Julián tendría que hacer el mismo recorrido de vuelta y me preocupaba que su corazón no resistiera subir tantas escaleras, aunque también podría subir sólo hasta la primera planta y allí tomar el ascensor, él no tenía que esconderse.
Una vez en la calle, corrí hacia el coche, pidiéndole al talismán que siguiera en su sitio y no se lo hubiese llevado ninguna grúa, ni le hubiesen puesto ninguna multa. Y el talismán funcionó. Puse el coche en marcha y aparqué detrás de la peluquería. Entré en el local sudando. Me quité el anorak y después de decirle a Karin que por fin había logrado aparcar salí a la puerta. Me ahogaba y apareció la tos de días atrás, como si se hubiera callado, pero no curado. Una ráfaga de aire frío y húmedo me reconfortó.

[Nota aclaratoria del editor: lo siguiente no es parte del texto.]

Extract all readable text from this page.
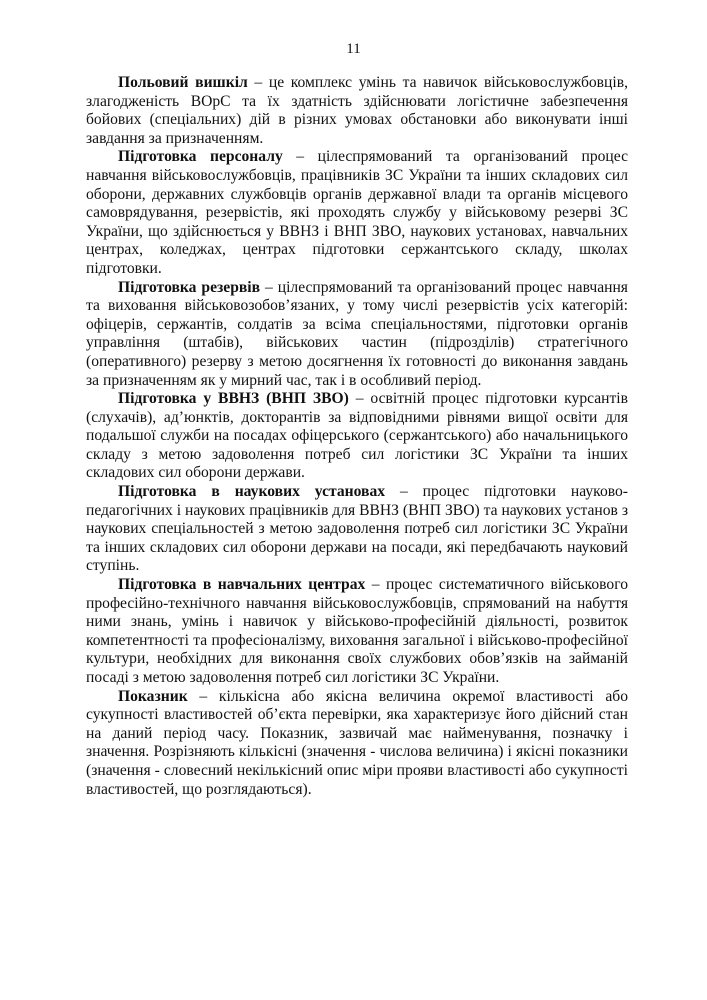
11

Польовий вишкіл – це комплекс умінь та навичок військовослужбовців, злагодженість ВОрС та їх здатність здійснювати логістичне забезпечення бойових (спеціальних) дій в різних умовах обстановки або виконувати інші завдання за призначенням.

Підготовка персоналу – цілеспрямований та організований процес навчання військовослужбовців, працівників ЗС України та інших складових сил оборони, державних службовців органів державної влади та органів місцевого самоврядування, резервістів, які проходять службу у військовому резерві ЗС України, що здійснюється у ВВНЗ і ВНП ЗВО, наукових установах, навчальних центрах, коледжах, центрах підготовки сержантського складу, школах підготовки.

Підготовка резервів – цілеспрямований та організований процес навчання та виховання військовозобов’язаних, у тому числі резервістів усіх категорій: офіцерів, сержантів, солдатів за всіма спеціальностями, підготовки органів управління (штабів), військових частин (підрозділів) стратегічного (оперативного) резерву з метою досягнення їх готовності до виконання завдань за призначенням як у мирний час, так і в особливий період.

Підготовка у ВВНЗ (ВНП ЗВО) – освітній процес підготовки курсантів (слухачів), ад’юнктів, докторантів за відповідними рівнями вищої освіти для подальшої служби на посадах офіцерського (сержантського) або начальницького складу з метою задоволення потреб сил логістики ЗС України та інших складових сил оборони держави.

Підготовка в наукових установах – процес підготовки науково-педагогічних і наукових працівників для ВВНЗ (ВНП ЗВО) та наукових установ з наукових спеціальностей з метою задоволення потреб сил логістики ЗС України та інших складових сил оборони держави на посади, які передбачають науковий ступінь.

Підготовка в навчальних центрах – процес систематичного військового професійно-технічного навчання військовослужбовців, спрямований на набуття ними знань, умінь і навичок у військово-професійній діяльності, розвиток компетентності та професіоналізму, виховання загальної і військово-професійної культури, необхідних для виконання своїх службових обов’язків на займаній посаді з метою задоволення потреб сил логістики ЗС України.

Показник – кількісна або якісна величина окремої властивості або сукупності властивостей об’єкта перевірки, яка характеризує його дійсний стан на даний період часу. Показник, зазвичай має найменування, позначку і значення. Розрізняють кількісні (значення - числова величина) і якісні показники (значення - словесний некількісний опис міри прояви властивості або сукупності властивостей, що розглядаються).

Las peluqueras estaban alrededor de Karin con un tinte preparado y pensando qué más podrían hacer para dejarle el pelo como el de la foto. Karin les había llevado una fotografía de cuando era joven y de cuando tenía otra cara y los cabellos rubios y ondulados. Las peluqueras le decían a Karin que se notaba que había tenido un pelo precioso y ella estaba encantada como siempre de que su persona fuera el centro de atención. Me uní al coro de elogios y ella no pareció pensar en otra cosa. Tosí y de pronto tuve un escalofrío que me obligó a ponerme el anorak, pero al rato sentí calor y tuve que quitármelo.

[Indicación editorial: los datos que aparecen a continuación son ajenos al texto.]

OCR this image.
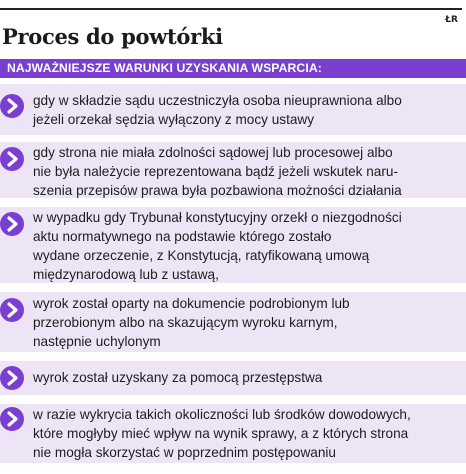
ŁR
Proces do powtórki
NAJWAŻNIEJSZE WARUNKI UZYSKANIA WSPARCIA:
gdy w składzie sądu uczestniczyła osoba nieuprawniona albo
jeżeli orzekał sędzia wyłączony z mocy ustawy
gdy strona nie miała zdolności sądowej lub procesowej albo
nie była należycie reprezentowana bądź jeżeli wskutek naru-
szenia przepisów prawa była pozbawiona możności działania
w wypadku gdy Trybunał konstytucyjny orzekł o niezgodności
aktu normatywnego na podstawie którego zostało
wydane orzeczenie, z Konstytucją, ratyfikowaną umową
międzynarodową lub z ustawą,
wyrok został oparty na dokumencie podrobionym lub
przerobionym albo na skazującym wyroku karnym,
następnie uchylonym
wyrok został uzyskany za pomocą przestępstwa
w razie wykrycia takich okoliczności lub środków dowodowych,
które mogłyby mieć wpływ na wynik sprawy, a z których strona
nie mogła skorzystać w poprzednim postępowaniu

Estuvimos en la peluquería unas tres horas. Karin se había llevado una de sus novelas, pero estuvo tan entretenida oyendo halagos que apenas la abrió. Pagó también mi arreglo, que consistió en quitarme el mechón rojo e igualarme el color en un castaño claro con mechas de color miel que decían que me realzaba el verdoso de los ojos y en cortarme las puntas. Me convenía no llamar tanto la atención y me dejé hacer, me dejé llevar hacia un terreno más neutro en cuanto a aspecto se refiere. Y además pagaba Karin, que dejó una sustanciosa propina. Todo el mundo contento, por ahora.
De camino a casa me dijo que le entusiasmaba el cambio y que de ahora en adelante siempre vendría aquí a arreglarse el cabello, y decía bien porque tras esta sesión nuestro pelo había pasado a ser cabello. Durante el camino no paró de mirarse en el espejo retrovisor. Se gustaba, debía de verse mitad como era ahora y mitad como era en la foto de su juventud. Me pregunté si las inyecciones que se ponían no los estarían volviendo a todos tarumbas, si no les estarían creando en su mente enferma una imagen de sí mismos completamente deformada. Menos en el caso de Fred, claro, que no parecía ponerse nada. Solamente le fastidiaba una cosa a Karin y es que yo estornudase y tosiera tanto. Se iba tapando sin ningún reparo la boca con la mano para que no le llegaran mis microbios.